As a theatre director there are times that I will try to focus the audience’s attention somewhere, as part of the story telling: “Look everyone, she has put a gun in the drawer.” but there are also times when I will very much want to rely on “live” elements of theatre and have enough happening that individual audiences members have to edit where they are looking for themselves. Of course, in truth it is accepted that this is always happening. And how one member of the audience interprets the gun going in the drawer can wildly differ from someone else’s interpretation. Therefore, when choosing what cameras and cuts to use we always try to focus on storytelling. What will best help someone who has ONLY seen the video understand the story of this piece. Yes, we want to show off beautiful sets, yes we want to keep the piece open to interpretation but yes we want the audience to feel like they are watching a show and getting the story and we do that by moving from close ups to wide shots as best fits the narrative just as the audience does when watching something live:
Close Up:She is putting a gun in a drawer
Wide shot:There is a knock at the door on the other side of the stage.

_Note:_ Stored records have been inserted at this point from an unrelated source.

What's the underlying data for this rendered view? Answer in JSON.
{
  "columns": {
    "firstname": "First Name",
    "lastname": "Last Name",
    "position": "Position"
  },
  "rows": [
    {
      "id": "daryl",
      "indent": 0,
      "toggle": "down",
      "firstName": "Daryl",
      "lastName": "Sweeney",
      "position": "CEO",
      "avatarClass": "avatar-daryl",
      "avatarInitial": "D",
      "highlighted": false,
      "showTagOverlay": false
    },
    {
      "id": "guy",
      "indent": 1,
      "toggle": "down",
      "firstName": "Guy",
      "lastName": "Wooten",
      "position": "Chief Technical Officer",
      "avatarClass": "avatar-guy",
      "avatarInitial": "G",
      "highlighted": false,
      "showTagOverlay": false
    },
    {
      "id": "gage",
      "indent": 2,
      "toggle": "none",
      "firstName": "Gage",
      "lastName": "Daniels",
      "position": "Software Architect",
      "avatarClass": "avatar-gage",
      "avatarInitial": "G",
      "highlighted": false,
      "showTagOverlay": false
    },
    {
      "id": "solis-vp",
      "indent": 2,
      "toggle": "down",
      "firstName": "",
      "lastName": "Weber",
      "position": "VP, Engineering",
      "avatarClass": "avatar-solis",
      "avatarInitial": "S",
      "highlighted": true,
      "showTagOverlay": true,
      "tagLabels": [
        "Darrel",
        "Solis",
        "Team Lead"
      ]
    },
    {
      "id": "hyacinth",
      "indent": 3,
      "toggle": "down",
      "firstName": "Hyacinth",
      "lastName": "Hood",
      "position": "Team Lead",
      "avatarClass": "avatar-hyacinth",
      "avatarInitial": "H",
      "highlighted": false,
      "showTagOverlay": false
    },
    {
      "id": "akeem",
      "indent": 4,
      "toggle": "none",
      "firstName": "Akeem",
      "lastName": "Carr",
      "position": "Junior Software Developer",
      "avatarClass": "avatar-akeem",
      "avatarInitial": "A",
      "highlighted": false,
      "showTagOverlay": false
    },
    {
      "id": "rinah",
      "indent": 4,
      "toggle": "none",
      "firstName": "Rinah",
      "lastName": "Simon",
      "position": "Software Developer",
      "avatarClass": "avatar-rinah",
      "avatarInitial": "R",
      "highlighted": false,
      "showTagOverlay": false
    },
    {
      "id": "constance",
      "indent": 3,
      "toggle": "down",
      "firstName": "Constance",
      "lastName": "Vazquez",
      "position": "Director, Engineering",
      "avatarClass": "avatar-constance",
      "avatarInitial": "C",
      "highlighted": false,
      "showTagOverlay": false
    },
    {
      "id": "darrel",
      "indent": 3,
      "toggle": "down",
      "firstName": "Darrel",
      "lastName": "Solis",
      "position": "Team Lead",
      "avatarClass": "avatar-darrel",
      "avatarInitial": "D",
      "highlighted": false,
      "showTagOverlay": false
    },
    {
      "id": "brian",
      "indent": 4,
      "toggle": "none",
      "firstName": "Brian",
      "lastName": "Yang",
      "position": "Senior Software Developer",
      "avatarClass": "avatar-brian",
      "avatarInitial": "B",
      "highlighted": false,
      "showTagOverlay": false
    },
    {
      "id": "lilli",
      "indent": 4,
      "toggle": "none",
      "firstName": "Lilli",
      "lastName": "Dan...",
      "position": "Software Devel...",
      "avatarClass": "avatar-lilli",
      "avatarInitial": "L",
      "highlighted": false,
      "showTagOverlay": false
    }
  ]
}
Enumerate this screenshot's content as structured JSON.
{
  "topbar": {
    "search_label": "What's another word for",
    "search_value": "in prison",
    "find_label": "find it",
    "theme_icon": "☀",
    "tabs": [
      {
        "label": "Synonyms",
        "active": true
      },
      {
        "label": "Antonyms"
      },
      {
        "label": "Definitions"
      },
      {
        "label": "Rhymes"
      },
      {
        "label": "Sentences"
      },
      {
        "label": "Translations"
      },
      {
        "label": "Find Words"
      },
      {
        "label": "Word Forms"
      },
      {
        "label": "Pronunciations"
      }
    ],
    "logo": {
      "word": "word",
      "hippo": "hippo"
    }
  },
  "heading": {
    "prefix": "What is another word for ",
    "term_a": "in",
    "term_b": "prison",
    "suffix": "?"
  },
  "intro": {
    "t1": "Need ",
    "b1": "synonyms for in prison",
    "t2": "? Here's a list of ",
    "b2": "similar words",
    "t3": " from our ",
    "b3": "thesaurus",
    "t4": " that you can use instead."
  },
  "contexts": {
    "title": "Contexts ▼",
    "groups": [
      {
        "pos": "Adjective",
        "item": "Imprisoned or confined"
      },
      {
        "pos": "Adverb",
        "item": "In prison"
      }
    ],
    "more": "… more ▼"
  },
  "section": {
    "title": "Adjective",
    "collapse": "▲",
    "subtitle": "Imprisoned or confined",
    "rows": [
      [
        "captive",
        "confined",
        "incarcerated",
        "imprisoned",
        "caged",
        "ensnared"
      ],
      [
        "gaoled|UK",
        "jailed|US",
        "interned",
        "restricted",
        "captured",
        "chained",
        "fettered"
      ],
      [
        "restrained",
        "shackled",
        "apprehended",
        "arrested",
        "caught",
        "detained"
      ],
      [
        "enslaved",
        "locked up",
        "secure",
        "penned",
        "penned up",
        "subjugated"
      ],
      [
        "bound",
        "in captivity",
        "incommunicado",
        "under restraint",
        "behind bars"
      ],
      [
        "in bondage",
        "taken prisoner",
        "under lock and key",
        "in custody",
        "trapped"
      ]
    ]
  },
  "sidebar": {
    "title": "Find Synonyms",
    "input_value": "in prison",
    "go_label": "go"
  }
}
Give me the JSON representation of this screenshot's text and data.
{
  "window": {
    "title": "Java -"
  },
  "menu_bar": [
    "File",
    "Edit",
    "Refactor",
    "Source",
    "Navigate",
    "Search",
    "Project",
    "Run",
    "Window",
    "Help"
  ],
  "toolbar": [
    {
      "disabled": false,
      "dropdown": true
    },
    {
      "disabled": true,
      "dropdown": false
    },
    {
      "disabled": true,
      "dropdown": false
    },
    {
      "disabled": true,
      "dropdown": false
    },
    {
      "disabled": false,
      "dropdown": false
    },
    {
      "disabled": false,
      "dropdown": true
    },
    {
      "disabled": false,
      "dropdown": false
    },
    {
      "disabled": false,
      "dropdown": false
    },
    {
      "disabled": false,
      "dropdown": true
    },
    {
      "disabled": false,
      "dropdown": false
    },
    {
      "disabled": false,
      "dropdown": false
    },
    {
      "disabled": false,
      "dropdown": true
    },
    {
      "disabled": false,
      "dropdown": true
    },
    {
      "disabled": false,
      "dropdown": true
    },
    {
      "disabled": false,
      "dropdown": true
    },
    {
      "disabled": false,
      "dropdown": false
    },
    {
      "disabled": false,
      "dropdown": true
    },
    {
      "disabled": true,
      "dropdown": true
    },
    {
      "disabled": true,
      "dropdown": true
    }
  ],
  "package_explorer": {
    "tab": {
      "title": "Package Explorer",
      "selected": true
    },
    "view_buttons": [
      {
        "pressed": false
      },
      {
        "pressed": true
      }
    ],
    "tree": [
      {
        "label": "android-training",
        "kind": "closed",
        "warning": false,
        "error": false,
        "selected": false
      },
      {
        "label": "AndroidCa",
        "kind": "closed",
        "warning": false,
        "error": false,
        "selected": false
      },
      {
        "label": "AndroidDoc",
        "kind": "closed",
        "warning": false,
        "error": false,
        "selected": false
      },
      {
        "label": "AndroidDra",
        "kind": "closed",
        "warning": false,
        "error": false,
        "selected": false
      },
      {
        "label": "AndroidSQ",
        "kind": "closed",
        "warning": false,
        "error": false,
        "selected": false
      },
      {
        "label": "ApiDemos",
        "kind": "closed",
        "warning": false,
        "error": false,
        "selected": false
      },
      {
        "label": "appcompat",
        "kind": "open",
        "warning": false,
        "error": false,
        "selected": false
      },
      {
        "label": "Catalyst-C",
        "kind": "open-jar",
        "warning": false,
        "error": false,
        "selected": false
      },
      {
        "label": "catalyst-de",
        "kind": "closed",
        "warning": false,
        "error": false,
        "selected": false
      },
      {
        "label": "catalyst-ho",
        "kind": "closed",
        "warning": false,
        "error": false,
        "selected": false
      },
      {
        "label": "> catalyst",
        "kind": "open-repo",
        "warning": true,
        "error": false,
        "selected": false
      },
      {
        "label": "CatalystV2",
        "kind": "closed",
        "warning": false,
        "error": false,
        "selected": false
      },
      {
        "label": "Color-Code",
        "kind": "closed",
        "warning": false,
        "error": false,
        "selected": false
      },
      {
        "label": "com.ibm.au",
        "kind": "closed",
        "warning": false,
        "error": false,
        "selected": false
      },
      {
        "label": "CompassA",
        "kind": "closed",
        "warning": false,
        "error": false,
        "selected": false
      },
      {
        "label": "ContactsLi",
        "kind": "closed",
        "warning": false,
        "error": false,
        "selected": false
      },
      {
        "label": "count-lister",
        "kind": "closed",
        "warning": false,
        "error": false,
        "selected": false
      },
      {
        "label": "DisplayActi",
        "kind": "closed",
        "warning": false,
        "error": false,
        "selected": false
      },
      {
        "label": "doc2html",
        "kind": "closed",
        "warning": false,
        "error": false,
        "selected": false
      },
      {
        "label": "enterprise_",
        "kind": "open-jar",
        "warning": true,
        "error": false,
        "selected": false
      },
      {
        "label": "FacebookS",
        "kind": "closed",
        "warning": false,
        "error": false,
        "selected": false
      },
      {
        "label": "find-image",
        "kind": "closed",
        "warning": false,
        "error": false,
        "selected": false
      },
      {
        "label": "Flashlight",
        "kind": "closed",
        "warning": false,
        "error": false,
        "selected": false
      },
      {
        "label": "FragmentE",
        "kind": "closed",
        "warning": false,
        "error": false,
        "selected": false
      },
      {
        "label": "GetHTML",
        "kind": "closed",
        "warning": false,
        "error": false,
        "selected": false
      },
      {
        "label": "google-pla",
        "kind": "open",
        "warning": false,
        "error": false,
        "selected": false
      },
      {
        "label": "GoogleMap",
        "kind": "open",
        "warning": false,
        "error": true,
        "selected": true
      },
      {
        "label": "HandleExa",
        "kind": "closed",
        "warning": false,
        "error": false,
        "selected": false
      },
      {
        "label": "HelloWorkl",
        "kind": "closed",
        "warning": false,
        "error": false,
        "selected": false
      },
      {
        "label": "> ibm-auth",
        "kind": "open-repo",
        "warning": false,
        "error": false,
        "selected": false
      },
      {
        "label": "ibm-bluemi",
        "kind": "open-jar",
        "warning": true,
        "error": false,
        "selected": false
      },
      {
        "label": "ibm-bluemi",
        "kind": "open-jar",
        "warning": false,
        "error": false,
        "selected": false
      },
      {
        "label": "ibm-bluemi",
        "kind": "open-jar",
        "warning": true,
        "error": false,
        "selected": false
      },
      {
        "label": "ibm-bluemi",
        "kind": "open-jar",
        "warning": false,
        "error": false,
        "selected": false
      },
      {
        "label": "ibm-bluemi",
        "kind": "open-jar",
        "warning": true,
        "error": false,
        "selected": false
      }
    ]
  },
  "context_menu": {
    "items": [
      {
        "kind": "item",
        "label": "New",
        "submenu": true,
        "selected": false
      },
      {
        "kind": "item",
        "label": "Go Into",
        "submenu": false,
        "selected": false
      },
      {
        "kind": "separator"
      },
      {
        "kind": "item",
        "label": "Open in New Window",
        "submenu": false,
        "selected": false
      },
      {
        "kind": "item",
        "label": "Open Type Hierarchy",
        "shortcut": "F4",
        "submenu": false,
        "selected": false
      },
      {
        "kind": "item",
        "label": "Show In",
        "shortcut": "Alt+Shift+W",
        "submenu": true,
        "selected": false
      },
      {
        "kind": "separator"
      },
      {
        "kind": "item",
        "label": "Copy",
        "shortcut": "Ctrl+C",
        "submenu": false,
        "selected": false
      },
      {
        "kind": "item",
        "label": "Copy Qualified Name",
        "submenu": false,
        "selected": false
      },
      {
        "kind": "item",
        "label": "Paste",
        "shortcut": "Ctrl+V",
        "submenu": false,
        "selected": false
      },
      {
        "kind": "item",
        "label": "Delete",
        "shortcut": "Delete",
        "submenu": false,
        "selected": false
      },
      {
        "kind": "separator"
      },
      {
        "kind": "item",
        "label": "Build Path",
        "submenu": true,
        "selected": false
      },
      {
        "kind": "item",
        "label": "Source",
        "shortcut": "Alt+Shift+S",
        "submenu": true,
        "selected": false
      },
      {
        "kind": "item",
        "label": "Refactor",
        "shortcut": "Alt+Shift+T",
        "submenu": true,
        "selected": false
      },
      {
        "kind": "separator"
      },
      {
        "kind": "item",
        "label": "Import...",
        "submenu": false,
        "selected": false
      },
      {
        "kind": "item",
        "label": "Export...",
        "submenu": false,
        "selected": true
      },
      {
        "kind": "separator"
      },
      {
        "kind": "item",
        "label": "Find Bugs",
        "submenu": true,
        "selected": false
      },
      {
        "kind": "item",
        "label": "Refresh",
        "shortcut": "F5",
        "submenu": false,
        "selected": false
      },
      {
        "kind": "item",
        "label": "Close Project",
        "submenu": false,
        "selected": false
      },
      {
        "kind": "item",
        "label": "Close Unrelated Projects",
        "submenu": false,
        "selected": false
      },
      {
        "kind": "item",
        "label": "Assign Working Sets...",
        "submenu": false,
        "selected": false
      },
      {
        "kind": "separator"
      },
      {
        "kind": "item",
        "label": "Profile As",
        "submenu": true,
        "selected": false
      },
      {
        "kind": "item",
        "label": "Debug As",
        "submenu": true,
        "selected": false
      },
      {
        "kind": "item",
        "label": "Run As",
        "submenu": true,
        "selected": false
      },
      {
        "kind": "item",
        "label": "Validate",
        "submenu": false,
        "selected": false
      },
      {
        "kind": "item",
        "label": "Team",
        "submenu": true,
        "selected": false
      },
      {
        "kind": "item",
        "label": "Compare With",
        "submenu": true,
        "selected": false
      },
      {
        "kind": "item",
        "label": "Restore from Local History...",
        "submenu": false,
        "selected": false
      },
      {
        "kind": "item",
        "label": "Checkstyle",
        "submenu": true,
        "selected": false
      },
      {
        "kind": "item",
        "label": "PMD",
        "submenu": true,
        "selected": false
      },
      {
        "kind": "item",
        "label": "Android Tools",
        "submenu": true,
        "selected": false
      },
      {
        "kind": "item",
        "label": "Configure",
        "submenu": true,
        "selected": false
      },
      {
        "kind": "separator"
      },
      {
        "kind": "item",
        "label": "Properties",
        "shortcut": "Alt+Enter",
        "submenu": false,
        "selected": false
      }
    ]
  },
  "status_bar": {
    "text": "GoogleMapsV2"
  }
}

Who is coming in? What is she doing?
PS: Audio is equally as important in terms of… no, in fact, good audio is (in some ways) more important than great images and just typing that has given me an idea for our first vlog, coming to you shortly… which I think will demonstrate the point more clearly. If a picture is worth a thousand words then video is worth twenty four thousand words a second. (Chris reminds me its 25,000wps in a PAL system)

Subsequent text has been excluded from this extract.